On the other hand, determining what the best course of action is to address a particular automated recommendation might not always be obvious. For instance, an apprentice developer may not fully grasp what a SQL injection attack means or what makes the code at hand particularly vulnerable. In another situation, the developer reviewing a CodeGuru recommendation might not be the same developer who wrote the initial code.

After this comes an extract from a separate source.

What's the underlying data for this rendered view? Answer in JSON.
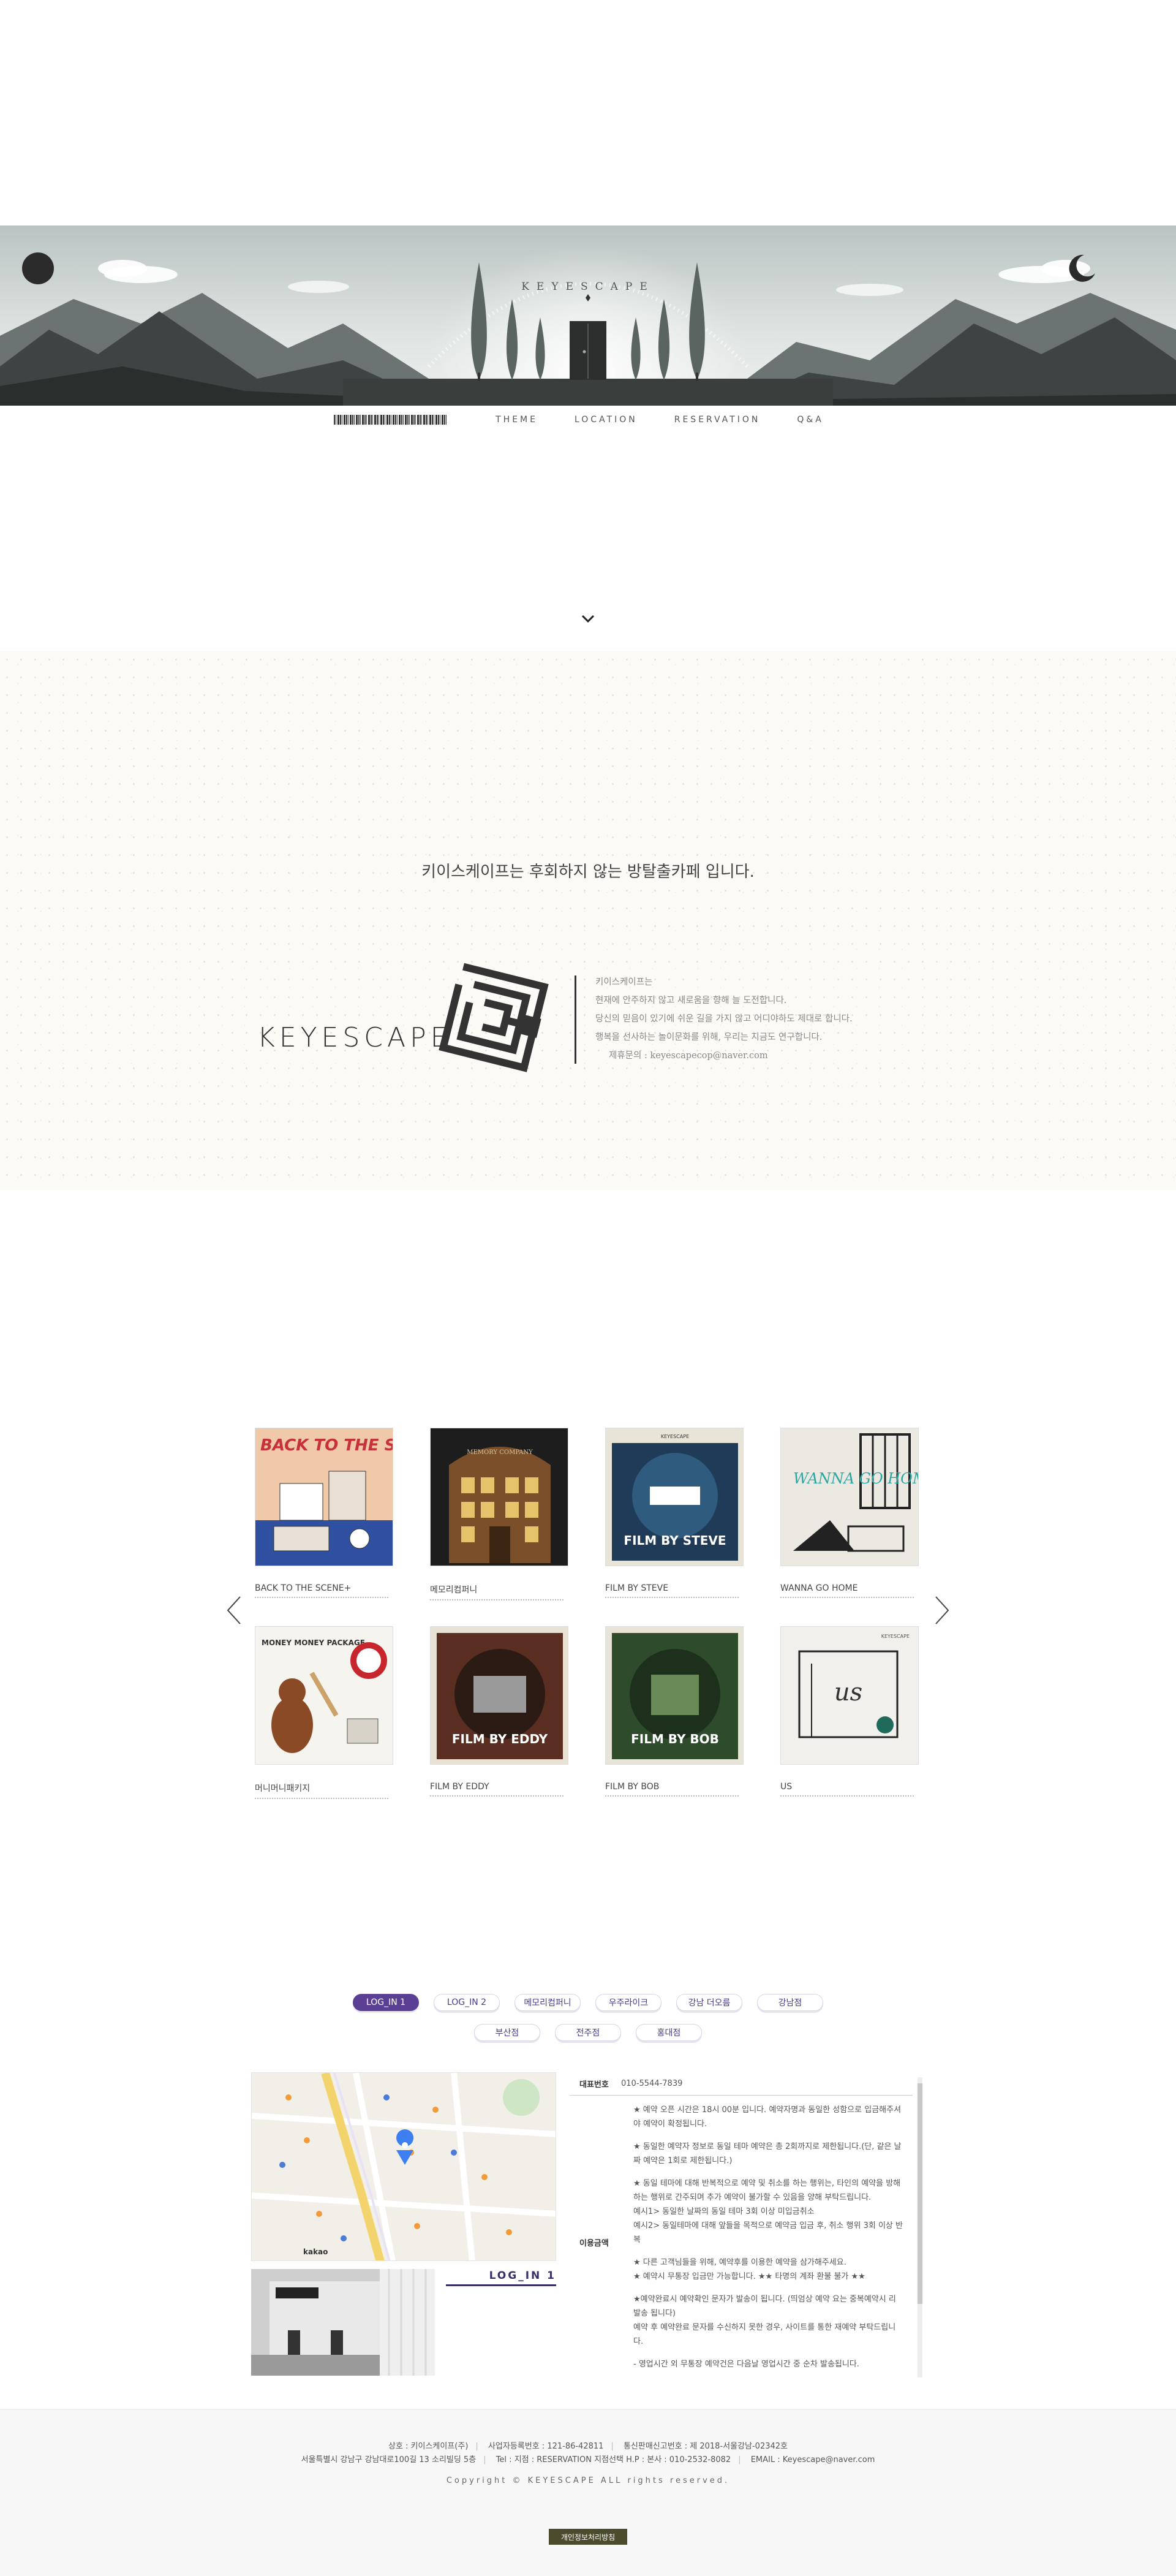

In these cases, the developer will first need to get familiarized with the code and the recommendation in order to take proper corrective action.

By using Generative AI, developers can leverage pre-trained foundation models to gain insights on their code’s structure, the CodeGuru Reviewer recommendation and the potential corrective actions. For example, Generative AI models can generate text content, e.g., to explain a technical concept such as SQL injection attacks or the correct use of a given library. Once the recommendation is well understood, the Generative AI model can be used to refactor the original code so that it complies with the recommendation. The possibilities opened up by Generative AI are numerous when it comes to improving code quality and security.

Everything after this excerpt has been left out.